Я скривился: как же быстро он меня раскусил.
– К сожалению, – признался я, стараясь сохранить хотя бы подобие самоуважения.
– Я бы в такой школе не выжил. Чокнулся бы, точно. – Он потер бицепс. – Идем, я тебя познакомлю.
Я нервно подошел вслед за Ноахом к краю выложенного мрамором бассейна. К нам подплыли две девушки.
– Дамы, – сказал Ноах, – знакомьтесь, это Ари Иден. Ари, это моя девушка Ребекка Надлер, а это не моя девушка, София Винтер.
– Рад познакомиться, – произнес я.
– Привет. – Ребекка подплыла ко мне, чтобы пожать руку. Ноах бросил на нее предостерегающий взгляд, она остановилась и, не растерявшись, помахала мне рукой. Она была высокая, спортивная, с волнистыми каштановыми волосами, большими зубами и крупными чертами лица. Но я не отрываясь смотрел на Софию, которая молча двигалась к бортику, – темные волосы, молочно-белая кожа, острый, чуть угловатый нос, тонкие, но сильные руки, небесно-голубые глаза.
Ноах хлопнул меня по спине: я слишком долго таращился на Софию.
– Откуда ты приехал? – Ребекка смотрела на меня с любопытством.
– Из Бруклина.
– В Нью-Йорке замечательно, правда?
Я едва не ляпнул, что моя жизнь в Нью-Йорке была какой угодно, только не замечательной, но вместо этого, повинуясь правилам приличия, кивнул.
– Здесь чересчур жарко. Я ужасно хочу переехать на север, хотя и знаю, что Ноах никогда не расстанется с родителями. Да ведь? – Она схватила его за руку и утащила обратно в бассейн.
Ноах со смехом плюхнулся в воду. Они вынырнули, Ребекка обхватила его сзади за шею. Я смущенно наблюдал, как они обнимаются. Вода касалась краев моих брючин, мочила мои новые черные кроссовки “Нью Бэланс”, но отойти я не решался. Я выдавил милую улыбку.

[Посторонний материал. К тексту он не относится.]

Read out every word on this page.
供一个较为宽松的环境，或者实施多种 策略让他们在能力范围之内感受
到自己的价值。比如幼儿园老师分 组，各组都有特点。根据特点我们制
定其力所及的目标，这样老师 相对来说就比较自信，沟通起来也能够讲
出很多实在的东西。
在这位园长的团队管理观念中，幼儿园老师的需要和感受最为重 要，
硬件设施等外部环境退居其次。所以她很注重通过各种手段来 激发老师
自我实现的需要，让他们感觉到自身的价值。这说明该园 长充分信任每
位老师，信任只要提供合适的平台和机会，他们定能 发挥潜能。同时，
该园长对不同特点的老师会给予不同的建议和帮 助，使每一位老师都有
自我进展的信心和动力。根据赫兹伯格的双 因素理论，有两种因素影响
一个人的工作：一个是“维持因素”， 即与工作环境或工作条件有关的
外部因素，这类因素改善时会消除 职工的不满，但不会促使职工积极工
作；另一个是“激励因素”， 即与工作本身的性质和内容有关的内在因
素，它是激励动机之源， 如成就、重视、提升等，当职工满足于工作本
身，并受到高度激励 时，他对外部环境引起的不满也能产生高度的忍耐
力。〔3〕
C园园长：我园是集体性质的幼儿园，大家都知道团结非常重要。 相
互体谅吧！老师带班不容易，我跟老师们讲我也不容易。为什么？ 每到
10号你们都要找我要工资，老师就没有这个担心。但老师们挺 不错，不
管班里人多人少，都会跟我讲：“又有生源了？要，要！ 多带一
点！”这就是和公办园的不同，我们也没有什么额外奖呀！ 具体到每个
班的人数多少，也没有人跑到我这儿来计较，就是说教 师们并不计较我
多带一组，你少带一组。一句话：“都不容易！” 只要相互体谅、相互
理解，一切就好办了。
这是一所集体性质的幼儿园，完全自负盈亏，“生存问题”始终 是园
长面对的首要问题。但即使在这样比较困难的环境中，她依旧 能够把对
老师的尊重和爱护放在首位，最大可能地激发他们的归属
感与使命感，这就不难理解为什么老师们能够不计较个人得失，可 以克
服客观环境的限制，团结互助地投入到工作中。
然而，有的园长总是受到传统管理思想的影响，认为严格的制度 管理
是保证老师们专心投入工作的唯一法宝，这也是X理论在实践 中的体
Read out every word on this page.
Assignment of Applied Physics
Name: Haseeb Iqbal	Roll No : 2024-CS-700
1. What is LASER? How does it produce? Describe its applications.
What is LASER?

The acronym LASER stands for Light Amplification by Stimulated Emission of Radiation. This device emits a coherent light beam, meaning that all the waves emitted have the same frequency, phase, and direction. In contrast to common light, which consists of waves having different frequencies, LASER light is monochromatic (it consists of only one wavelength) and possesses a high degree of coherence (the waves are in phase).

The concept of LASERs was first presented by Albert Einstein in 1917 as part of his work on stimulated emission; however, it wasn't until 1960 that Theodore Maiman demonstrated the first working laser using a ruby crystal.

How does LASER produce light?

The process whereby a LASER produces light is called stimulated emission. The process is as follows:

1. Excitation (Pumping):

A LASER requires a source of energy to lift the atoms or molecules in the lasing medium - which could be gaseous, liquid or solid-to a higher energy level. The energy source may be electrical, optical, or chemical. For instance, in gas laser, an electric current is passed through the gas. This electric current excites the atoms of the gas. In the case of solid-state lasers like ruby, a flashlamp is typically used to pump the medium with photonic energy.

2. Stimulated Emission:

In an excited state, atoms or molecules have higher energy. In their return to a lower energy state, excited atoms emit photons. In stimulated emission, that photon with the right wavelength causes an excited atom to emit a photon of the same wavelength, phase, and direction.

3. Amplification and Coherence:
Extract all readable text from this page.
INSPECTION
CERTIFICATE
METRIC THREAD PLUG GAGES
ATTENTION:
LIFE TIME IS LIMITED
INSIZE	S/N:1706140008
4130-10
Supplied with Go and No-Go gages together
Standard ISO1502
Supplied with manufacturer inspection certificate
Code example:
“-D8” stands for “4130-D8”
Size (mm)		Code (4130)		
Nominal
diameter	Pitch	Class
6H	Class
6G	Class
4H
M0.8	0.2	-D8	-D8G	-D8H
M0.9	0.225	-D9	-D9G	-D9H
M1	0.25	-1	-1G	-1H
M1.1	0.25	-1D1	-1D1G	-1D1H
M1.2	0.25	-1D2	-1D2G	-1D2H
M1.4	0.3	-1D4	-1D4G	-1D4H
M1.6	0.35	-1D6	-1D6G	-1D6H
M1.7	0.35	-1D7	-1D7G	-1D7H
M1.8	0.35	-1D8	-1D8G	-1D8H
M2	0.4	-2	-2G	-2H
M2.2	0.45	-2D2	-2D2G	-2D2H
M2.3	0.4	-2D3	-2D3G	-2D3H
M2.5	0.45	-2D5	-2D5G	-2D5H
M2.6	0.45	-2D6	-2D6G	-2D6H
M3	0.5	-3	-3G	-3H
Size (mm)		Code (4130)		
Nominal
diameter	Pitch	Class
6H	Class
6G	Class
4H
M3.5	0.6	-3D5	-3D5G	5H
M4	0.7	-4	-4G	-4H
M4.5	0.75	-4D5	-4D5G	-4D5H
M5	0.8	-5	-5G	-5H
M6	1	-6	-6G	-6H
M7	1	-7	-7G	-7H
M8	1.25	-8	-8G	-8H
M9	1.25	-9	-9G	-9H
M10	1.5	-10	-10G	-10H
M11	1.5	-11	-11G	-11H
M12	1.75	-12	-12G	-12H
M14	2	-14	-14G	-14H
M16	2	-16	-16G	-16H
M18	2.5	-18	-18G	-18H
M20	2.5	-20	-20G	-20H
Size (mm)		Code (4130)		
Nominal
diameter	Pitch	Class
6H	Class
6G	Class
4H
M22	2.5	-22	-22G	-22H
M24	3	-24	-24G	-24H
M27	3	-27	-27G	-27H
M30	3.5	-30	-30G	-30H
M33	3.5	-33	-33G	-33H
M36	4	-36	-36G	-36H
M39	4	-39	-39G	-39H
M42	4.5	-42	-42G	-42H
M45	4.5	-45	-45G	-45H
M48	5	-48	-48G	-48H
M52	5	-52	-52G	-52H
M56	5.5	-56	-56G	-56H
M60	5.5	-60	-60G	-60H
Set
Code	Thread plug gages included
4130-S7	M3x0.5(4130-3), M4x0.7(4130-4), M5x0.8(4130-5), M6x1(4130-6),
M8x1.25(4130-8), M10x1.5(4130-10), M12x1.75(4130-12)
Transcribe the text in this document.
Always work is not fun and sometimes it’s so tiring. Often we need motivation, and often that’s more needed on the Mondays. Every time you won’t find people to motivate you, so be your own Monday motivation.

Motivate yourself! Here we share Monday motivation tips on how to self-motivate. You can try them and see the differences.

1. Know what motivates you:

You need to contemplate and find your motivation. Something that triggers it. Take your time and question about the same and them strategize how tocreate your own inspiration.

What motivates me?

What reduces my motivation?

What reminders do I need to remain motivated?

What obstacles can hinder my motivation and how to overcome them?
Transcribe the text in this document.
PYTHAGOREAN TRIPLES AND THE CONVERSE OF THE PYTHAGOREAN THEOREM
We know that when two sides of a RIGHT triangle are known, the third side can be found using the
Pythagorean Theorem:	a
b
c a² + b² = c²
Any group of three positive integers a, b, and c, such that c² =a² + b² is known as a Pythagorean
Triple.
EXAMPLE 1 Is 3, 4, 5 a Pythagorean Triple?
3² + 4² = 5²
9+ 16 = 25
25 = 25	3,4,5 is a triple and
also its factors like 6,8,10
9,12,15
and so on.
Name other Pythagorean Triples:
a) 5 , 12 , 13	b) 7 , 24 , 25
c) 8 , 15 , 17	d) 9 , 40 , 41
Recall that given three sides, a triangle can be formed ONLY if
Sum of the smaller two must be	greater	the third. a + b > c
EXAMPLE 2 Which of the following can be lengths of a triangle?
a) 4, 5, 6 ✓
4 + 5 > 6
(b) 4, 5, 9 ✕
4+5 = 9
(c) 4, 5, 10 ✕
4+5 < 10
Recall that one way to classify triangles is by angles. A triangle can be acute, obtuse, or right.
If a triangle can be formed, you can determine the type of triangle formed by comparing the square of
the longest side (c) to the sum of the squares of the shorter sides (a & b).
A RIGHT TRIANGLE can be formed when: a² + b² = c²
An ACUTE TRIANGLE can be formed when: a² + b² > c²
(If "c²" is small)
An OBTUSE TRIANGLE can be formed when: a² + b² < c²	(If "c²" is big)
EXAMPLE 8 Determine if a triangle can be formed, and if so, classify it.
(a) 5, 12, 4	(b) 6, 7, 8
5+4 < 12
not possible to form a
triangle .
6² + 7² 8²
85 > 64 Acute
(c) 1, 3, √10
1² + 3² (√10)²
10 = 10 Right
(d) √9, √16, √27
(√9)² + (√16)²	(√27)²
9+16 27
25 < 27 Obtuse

– Ничего, привыкнешь. – София подошла ближе. – Они все время обнимаются. – Пока она говорила, я не мог отвести взгляд от ее небесно-голубых глаз, и меня бросало в пот сильнее, чем от палящего солнца Флориды. Я вдруг поймал себя на том, что слишком часто моргаю и стою раскрыв рот. – Они вместе с шестого класса.
– Давно.
– Да, но мы-то с ней дружим с четвертого. А это значит… – она выдержала театральную паузу, – что все эти годы я пользуюсь славой “третьей лишней”.
– Да, беда, мы никак не можем от нее избавиться. – Ноах набрал в рот воды и фыркнул в Ребекку. Та в ответ тоже плеснула в него водой. – Может, сплавим ее тебе?
София смущенно улыбнулась, убрала мокрые пряди со лба и, переступив с ноги на ногу, устремила взгляд на зеленое поле за изгородью. В глазах ее мелькнула тень.
– Ты же не против? Она ведь такая красивая. – Ребекка лежала грудью на спине Ноаха. – Правда, Ари?
Я вспыхнул. Да, хотел ответить я, да, она очень красивая, я в жизни не видел никого краше. Вместо этого я пробормотал что-то неразборчивое, пристально разглядывая грязь на кроссовках. Подняв глаза, я заметил, что София смотрит на меня.
– Так ты к нам присоединишься?
– Не могу, – по-дурацки ответил я. – Плавки не захватил. Да и нам уже пора возвращаться… мы еще вещи не разобрали…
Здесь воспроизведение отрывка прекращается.